- Whether courts should extend deference to an unpublished agency letter that, among other things, does not carry the force of law and was adopted in the context of the very dispute in which deference is sought and;
- Whether, with or without deference to the agency, the Department of Education's specific interpretation of Title IX and 34 C.F.R. § 106.33, which provides that a funding recipient providing sex-separated facilities must “generally treat transgender students consistent with their gender identity,” should be given effect.
In their merits briefs, petitioner and respondent both urge the Court, regardless of how it resolves Question One, to resolve the second question presented and determine whether, under “‘the proper interpretation of Title IX and its implementing regulation,’” Pet. Br. 25 (quoting Pet. Reply 1), respondent has stated a claim upon which relief may be granted. See Pet. Br. 25; Resp.
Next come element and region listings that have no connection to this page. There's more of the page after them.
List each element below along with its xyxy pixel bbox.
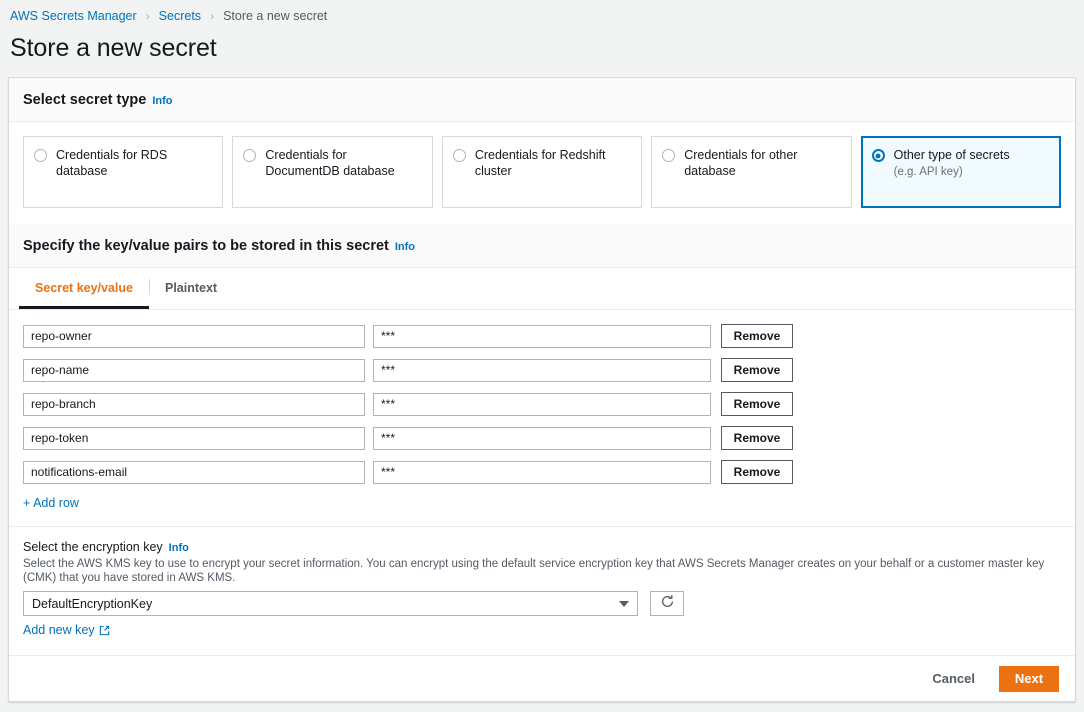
secret-type-card-sublabel: (e.g. API key) xyxy=(893,166,963,178)
secret-type-card-rds[interactable]: Credentials for RDS database xyxy=(23,136,224,208)
encryption-key-section: Select the encryption key Info Select th… xyxy=(9,527,1075,655)
secret-key-input[interactable] xyxy=(23,460,365,484)
encryption-key-selected-value: DefaultEncryptionKey xyxy=(32,596,153,611)
breadcrumb-separator-icon: › xyxy=(145,9,150,23)
encryption-key-info-link[interactable]: Info xyxy=(169,542,189,554)
secret-key-input[interactable] xyxy=(23,392,365,416)
key-value-row: Remove xyxy=(23,358,1061,382)
secret-value-input[interactable] xyxy=(373,460,711,484)
page-title: Store a new secret xyxy=(10,34,217,62)
encryption-key-controls: DefaultEncryptionKey xyxy=(23,591,1061,616)
key-value-row: Remove xyxy=(23,426,1061,450)
key-value-row: Remove xyxy=(23,460,1061,484)
secret-tabs: Secret key/value Plaintext xyxy=(9,268,1075,310)
secret-value-input[interactable] xyxy=(373,358,711,382)
secret-type-heading: Select secret type xyxy=(23,92,147,108)
breadcrumb-item-secrets[interactable]: Secrets xyxy=(159,9,201,23)
radio-icon-selected[interactable] xyxy=(871,149,885,162)
remove-row-button[interactable]: Remove xyxy=(721,324,793,348)
radio-icon[interactable] xyxy=(243,149,257,162)
secret-type-card-other-secrets[interactable]: Other type of secrets (e.g. API key) xyxy=(860,136,1062,208)
radio-icon[interactable] xyxy=(34,149,47,162)
breadcrumb-item-current: Store a new secret xyxy=(223,9,328,23)
key-value-header: Specify the key/value pairs to be stored… xyxy=(9,224,1075,268)
radio-icon[interactable] xyxy=(662,149,676,162)
key-value-info-link[interactable]: Info xyxy=(395,241,415,253)
secret-value-input[interactable] xyxy=(373,392,711,416)
cancel-button[interactable]: Cancel xyxy=(926,670,981,687)
encryption-key-label: Select the encryption key xyxy=(23,540,163,554)
breadcrumb: AWS Secrets Manager › Secrets › Store a … xyxy=(0,0,1084,26)
refresh-keys-button[interactable] xyxy=(650,591,684,616)
secret-key-input[interactable] xyxy=(23,324,365,348)
secret-value-input[interactable] xyxy=(373,324,711,348)
secret-type-card-title: Other type of secrets xyxy=(893,148,1010,162)
breadcrumb-separator-icon: › xyxy=(210,9,215,23)
secret-key-input[interactable] xyxy=(23,426,365,450)
add-row-link[interactable]: + Add row xyxy=(23,496,79,510)
secret-type-options: Credentials for RDS database Credentials… xyxy=(9,122,1075,224)
secret-key-input[interactable] xyxy=(23,358,365,382)
breadcrumb-item-aws-secrets-manager[interactable]: AWS Secrets Manager xyxy=(10,9,137,23)
remove-row-button[interactable]: Remove xyxy=(721,460,793,484)
encryption-key-label-row: Select the encryption key Info xyxy=(23,540,1061,554)
key-value-rows: Remove Remove Remove Remove Remove + Add… xyxy=(9,310,1075,526)
form-footer: Cancel Next xyxy=(9,655,1075,701)
next-button[interactable]: Next xyxy=(999,665,1059,692)
tab-secret-key-value[interactable]: Secret key/value xyxy=(19,268,149,309)
key-value-row: Remove xyxy=(23,324,1061,348)
secret-type-card-label: Credentials for RDS database xyxy=(56,148,168,178)
remove-row-button[interactable]: Remove xyxy=(721,392,793,416)
secret-value-input[interactable] xyxy=(373,426,711,450)
secret-type-card-label: Credentials for Redshift cluster xyxy=(474,148,606,178)
secret-type-header: Select secret type Info xyxy=(9,78,1075,122)
secret-type-card-label: Credentials for DocumentDB database xyxy=(265,148,395,178)
key-value-row: Remove xyxy=(23,392,1061,416)
radio-icon[interactable] xyxy=(452,149,466,162)
refresh-icon xyxy=(660,594,675,614)
chevron-down-icon xyxy=(619,600,629,607)
secret-type-card-label: Credentials for other database xyxy=(684,148,798,178)
remove-row-button[interactable]: Remove xyxy=(721,426,793,450)
secret-type-card-documentdb[interactable]: Credentials for DocumentDB database xyxy=(232,136,433,208)
encryption-key-description: Select the AWS KMS key to use to encrypt… xyxy=(23,558,1045,584)
remove-row-button[interactable]: Remove xyxy=(721,358,793,382)
external-link-icon xyxy=(99,625,110,636)
encryption-key-select[interactable]: DefaultEncryptionKey xyxy=(23,591,638,616)
secret-type-info-link[interactable]: Info xyxy=(152,95,172,107)
add-new-key-link[interactable]: Add new key xyxy=(23,623,110,637)
secret-type-card-redshift[interactable]: Credentials for Redshift cluster xyxy=(441,136,643,208)
add-new-key-label: Add new key xyxy=(23,623,95,637)
store-secret-panel: Select secret type Info Credentials for … xyxy=(8,77,1076,702)
tab-plaintext[interactable]: Plaintext xyxy=(149,268,233,309)
key-value-heading: Specify the key/value pairs to be stored… xyxy=(23,238,389,254)
secret-type-card-label: Other type of secrets (e.g. API key) xyxy=(894,147,1010,180)
secret-type-card-other-database[interactable]: Credentials for other database xyxy=(651,136,852,208)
Br. 26. That question has been litigated widely in the lower courts; it is fairly encompassed in petitioner’s second question presented; and it has been fully briefed before this Court.In other words, both sides were asking the Court to answer the second question. However, since ED no longer interprets Title IX to include transgender students as protected by prohibitions on sex discrimination, the question became invalid.
The Fourth Circuit will now reconsider the case in light of the new guidance and probably reject the appeal. I suspect that a new case is going to have to make its way through the courts; perhaps one that will sue the Department of Education for not applying Title IX to transgender students.